SURELY, things have gone wrong with the land redistribution. The results on the ground are not anything one can be proud of.
While we have shown the world that we
are made of sterner stuff, and we brook no nonsense from the white man, I think there are a few important issues that should be tackled at once to get Zimbabwe back on its feet.
Firstly, time is long overdue that as Zimbabweans we swallow our pride, turn around, change our direction and make use of diplomacy. It is time to go round the world and build bridges with the international community, if not to gain donor support, at least to allow normal business with the international world.
Personally, I never trusted donors, and I still don’t, but all the same we need international trust that Zimbabwe is a country one can do business with if we are to move ahead. This is where Zimbabwean diplomatic missions around the world should function.
Look at Libya. Who would imagine that after more than 30 years of Muammar Gaddafi haunting the Western world, Tony Blair would be found in the same bed with him one day? All of a sudden Gaddafi is praised as one of the statesmen of Africa.
It’s time diplomacy is made use of for Zimbabwe to move ahead. I sincerely think that if Zimbabwe would tell the world that we made mistakes on the land question, but given that the issue is now water under the bridge, we should start with a clean sheet, the world would soften its heart on Zimbabwe.
Secondly, there is need to work towards having the sanctions imposed on Zimbabwe removed as soon as yesterday. It is common knowledge that when international sanctions are imposed on an economy as small as ours, a country can use all the tricks in the book but will get nowhere. Sanctions are meant to kill economies.
As such, as long as Zimbabwe’s economy is under sanctions, we should not fool ourselves that we will make meaningful recovery. The Reserve Bank governor can brew and distil the best monetary policies the world has ever seen but with sanctions weighing the economy down, there is no chance that those policies will produce the desired results.
With the sanctions imposed on Zimbabwe, petrol pumps have continuously run dry, deepening the crisis already caused by the famine. The country will continue to reel under deep political and socioeconomic problems underlined by shortages of basic commodities, foreign currency, fuel, electricity, drugs, water treatment chemicals and other critical imports.
The current sanctions are supposedly targeted at the leadership, but it is the ordinary Zimbabweans that are suffering following the withdrawal of aid by donor agencies. The sanctions have missed their intended target and the ordinary man in the street has become the victim.

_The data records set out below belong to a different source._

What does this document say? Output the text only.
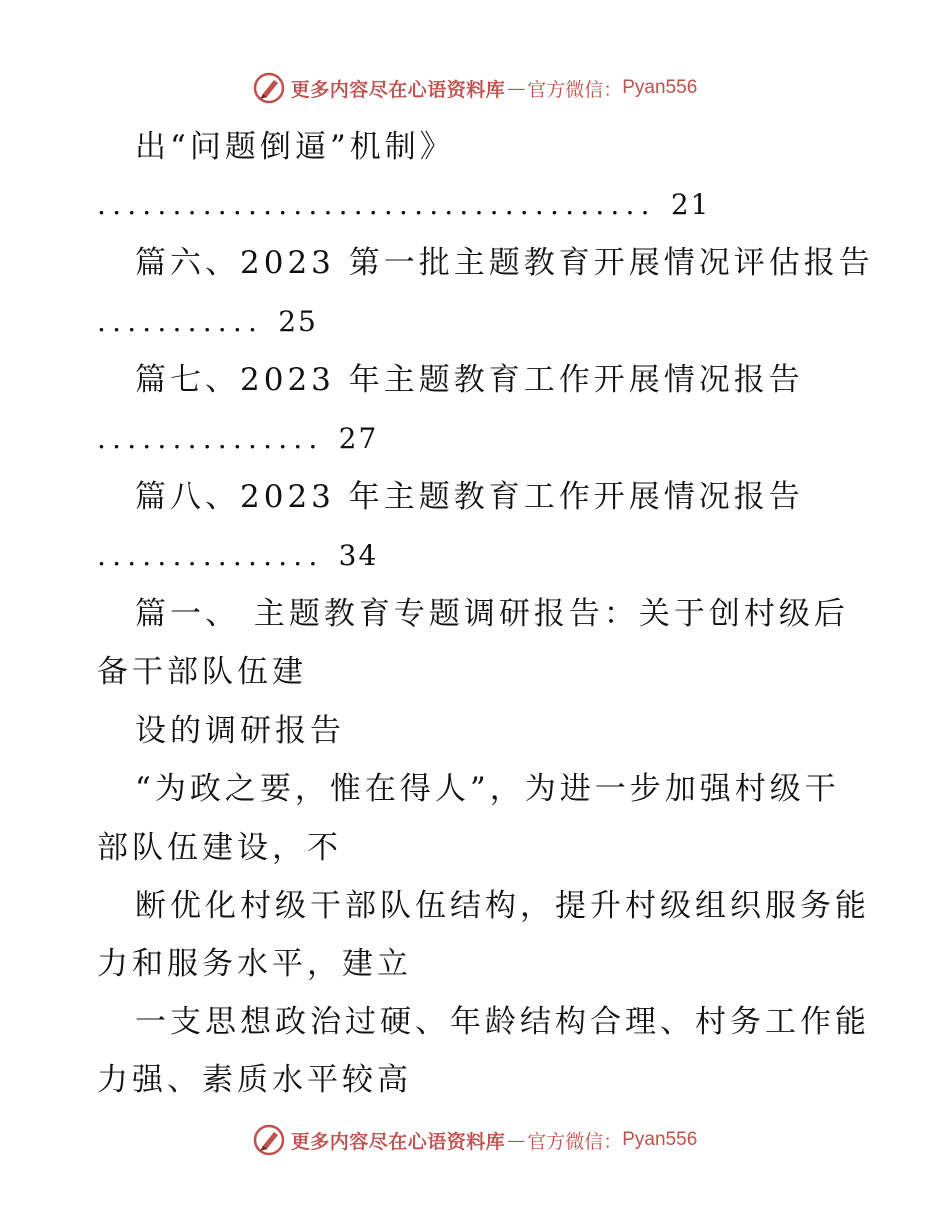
更多内容尽在心语资料库 — 官方微信： Pyan556
出“问题倒逼”机制》
..................................... 21
篇六、2023 第一批主题教育开展情况评估报告
........... 25
篇七、2023 年主题教育工作开展情况报告
............... 27
篇八、2023 年主题教育工作开展情况报告
............... 34
篇一、 主题教育专题调研报告：关于创村级后
备干部队伍建
设的调研报告
“为政之要，惟在得人”，为进一步加强村级干
部队伍建设，不
断优化村级干部队伍结构，提升村级组织服务能
力和服务水平，建立
一支思想政治过硬、年龄结构合理、村务工作能
力强、素质水平较高
更多内容尽在心语资料库 — 官方微信： Pyan556
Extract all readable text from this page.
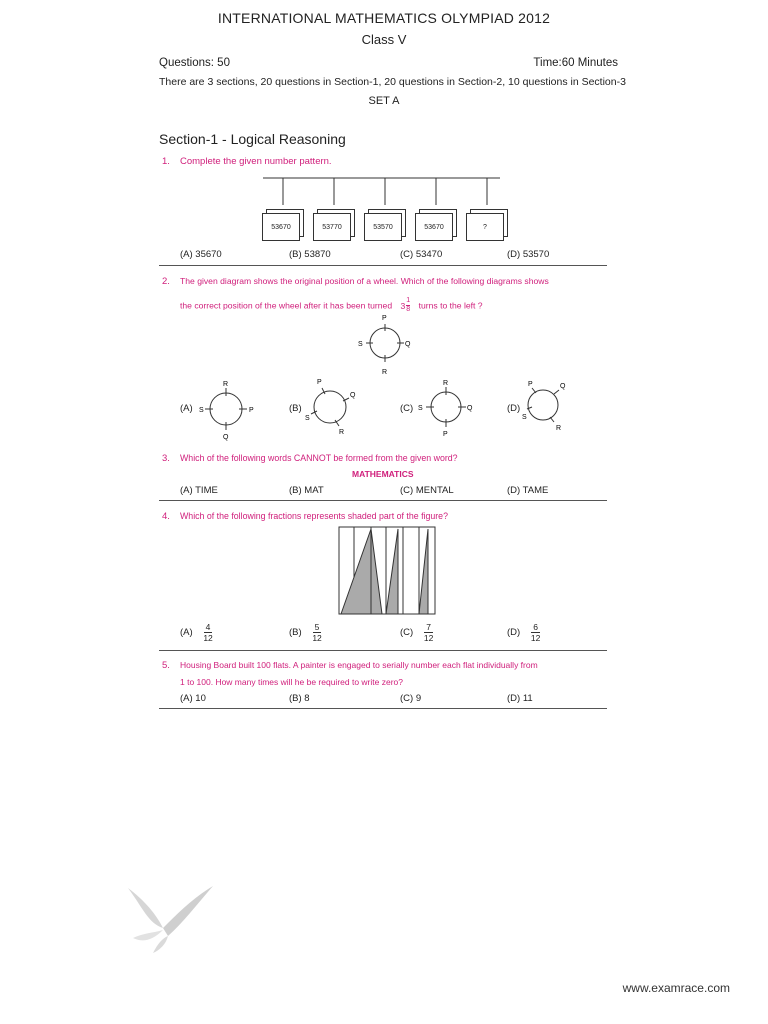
INTERNATIONAL MATHEMATICS OLYMPIAD 2012
Class V
Questions: 50	Time:60 Minutes
There are 3 sections, 20 questions in Section-1, 20 questions in Section-2, 10 questions in Section-3
SET A
Section-1 - Logical Reasoning
1. Complete the given number pattern.
53670	53770	53570	53670	?
(A) 35670	(B) 53870	(C) 53470	(D) 53570
2. The given diagram shows the original position of a wheel. Which of the following diagrams shows
the correct position of the wheel after it has been turned $3 \frac{1}{8}$ turns to the left ?
P
S	Q
R
(A)
R
S	P
Q
(B)
P
S
Q
R
(C)
R
S	Q
P
(D)
P
S
Q
R
3. Which of the following words CANNOT be formed from the given word?
MATHEMATICS
(A) TIME	(B) MAT	(C) MENTAL	(D) TAME
4. Which of the following fractions represents shaded part of the figure?
$(A) \frac{4}{12}$	$(B) \frac{5}{12}$	$(C) \frac{7}{12}$	$(D) \frac{6}{12}$
5. Housing Board built 100 flats. A painter is engaged to serially number each flat individually from
1 to 100. How many times will he be required to write zero?
(A) 10	(B) 8	(C) 9	(D) 11
www.examrace.com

I believe it is time for whoever advocated the imposition of these sanctions to go back and tell the international community that the experiment has failed to achieve its intended objectives and is killing the innocent man in the street.
To me it does not make sense for anyone out there to continue supporting sanctions for the sake of gaining political mileage at the expense of the suffering Zimbabweans. The strategy has failed and it must be changed for the good of the ordinary Zimbabwean.
We have ourselves to blame for the mess we are in today and we have ourselves and no one else to bring us to prosperity.